Monika Hertwig was 1 when her father was hanged as a war criminal in 1946. Amon Goeth, memorably portrayed by Ralph Fiennes in Steven Spielberg’s movie “Schindler’s List,” was the SS commandant of the Plaszow forced labor and concentration camp, who relaxed by shooting inmates from the balcony of his villa.
Helen Jonas-Rosenzweig, then 17, was picked among the prisoners as Goeth’s maid and was terrorized by him for two years. She survived, thanks to Oskar Schindler, and lives in the United States.
Now, more than 60 years later, the two women are the unlikely protagonists of “Inheritance: A Legacy of Hatred and the Journey to Change It.”
Their first meeting in the documentary is memorable. They stand, holding hands, in front of the Plaszow memorial stone, which recalls the brutality of one woman’s father and the suffering of the other.
Later, they visit Goeth’s villa and Jonas-Rosenzweig, who is Jewish, demonstrates how she breathlessly rushed up the stairs, two steps at a time, to answer the call of her master, who regularly slapped her face for imaginary infractions.
The women’s conversation is frequently interrupted by tears as they seek a measure of redemption and closure.
The reign of Goeth, dubbed the “Emperor of Plaszow,” is recalled in old photos and film snippets.
In 1946, he was condemned in Poland to death by hanging and a Polish cameraman filmed the event.
Until she was 13, Hertwig believed that her father had died as a war hero and said she was devastated when she learned the truth. She previously traveled to Plaszow with a group of Israeli students and two survivors.
“Inheritance” is the creation of James Moll, a longtime Spielberg associate and a founding director of the Shoah Foundation. He won a 1999 Oscar for “The Last Days,” a documentary about five Hungarian Holocaust survivors.

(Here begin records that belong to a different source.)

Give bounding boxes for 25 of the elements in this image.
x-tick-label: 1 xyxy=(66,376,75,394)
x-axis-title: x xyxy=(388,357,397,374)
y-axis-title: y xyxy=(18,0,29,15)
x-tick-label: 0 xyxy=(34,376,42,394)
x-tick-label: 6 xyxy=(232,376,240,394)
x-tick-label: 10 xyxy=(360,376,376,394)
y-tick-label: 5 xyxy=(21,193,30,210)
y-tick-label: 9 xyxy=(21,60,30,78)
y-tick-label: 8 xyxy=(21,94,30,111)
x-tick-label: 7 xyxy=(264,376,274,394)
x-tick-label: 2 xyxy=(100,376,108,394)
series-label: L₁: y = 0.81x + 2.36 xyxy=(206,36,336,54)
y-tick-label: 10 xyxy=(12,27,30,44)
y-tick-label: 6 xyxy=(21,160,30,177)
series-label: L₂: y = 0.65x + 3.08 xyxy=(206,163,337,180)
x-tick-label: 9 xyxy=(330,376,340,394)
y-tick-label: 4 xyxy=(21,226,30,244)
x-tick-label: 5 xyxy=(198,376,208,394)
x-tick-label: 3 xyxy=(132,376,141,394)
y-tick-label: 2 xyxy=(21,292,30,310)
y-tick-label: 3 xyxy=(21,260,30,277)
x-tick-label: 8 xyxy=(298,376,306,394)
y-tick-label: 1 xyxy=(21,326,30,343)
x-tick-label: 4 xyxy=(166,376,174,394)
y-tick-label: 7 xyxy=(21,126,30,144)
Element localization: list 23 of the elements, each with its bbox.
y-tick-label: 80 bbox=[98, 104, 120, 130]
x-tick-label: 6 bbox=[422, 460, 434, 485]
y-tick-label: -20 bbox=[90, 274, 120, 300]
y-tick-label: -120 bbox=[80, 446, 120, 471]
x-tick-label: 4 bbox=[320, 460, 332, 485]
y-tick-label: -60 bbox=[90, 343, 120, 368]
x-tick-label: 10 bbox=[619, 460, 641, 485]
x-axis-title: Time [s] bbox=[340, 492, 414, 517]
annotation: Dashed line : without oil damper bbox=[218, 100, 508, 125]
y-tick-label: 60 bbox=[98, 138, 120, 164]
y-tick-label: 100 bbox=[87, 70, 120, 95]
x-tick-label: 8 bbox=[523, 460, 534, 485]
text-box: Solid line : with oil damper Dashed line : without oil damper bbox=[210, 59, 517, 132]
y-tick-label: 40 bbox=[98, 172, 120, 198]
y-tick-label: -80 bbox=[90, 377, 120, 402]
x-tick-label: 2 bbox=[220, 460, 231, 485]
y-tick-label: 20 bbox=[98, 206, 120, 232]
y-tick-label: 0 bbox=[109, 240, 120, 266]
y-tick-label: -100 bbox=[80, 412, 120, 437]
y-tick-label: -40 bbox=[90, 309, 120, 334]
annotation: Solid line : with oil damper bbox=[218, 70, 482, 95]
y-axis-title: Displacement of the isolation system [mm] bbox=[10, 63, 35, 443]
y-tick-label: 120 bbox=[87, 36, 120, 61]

Moll was producing additional material for the “Schindler’s List” DVD, he recalled in an interview, and needed permission to use some photos of Goeth. “I tracked down Monika, called her on the phone, and the first thing she said was ‘I am not like my father,’ ” said Moll, now president of Allentown Productions.
“It struck me then that one side of the Holocaust that has never been explored was the impact on the children, grandchildren and even great-grandchildren of the perpetrators.”
Hertwig had been told by her mother about the Jewish maid in the Goeth household, and told Moll she would like to talk to her. Jonas-Rosenzweig was reluctant to meet the daughter of the man she had served, but eventually agreed.
Hertwig, 60, is now educating German children, including her grandson David, about the Holocaust.
“This is my work,” she says. “You can’t change the past, but maybe you can do something about the future.”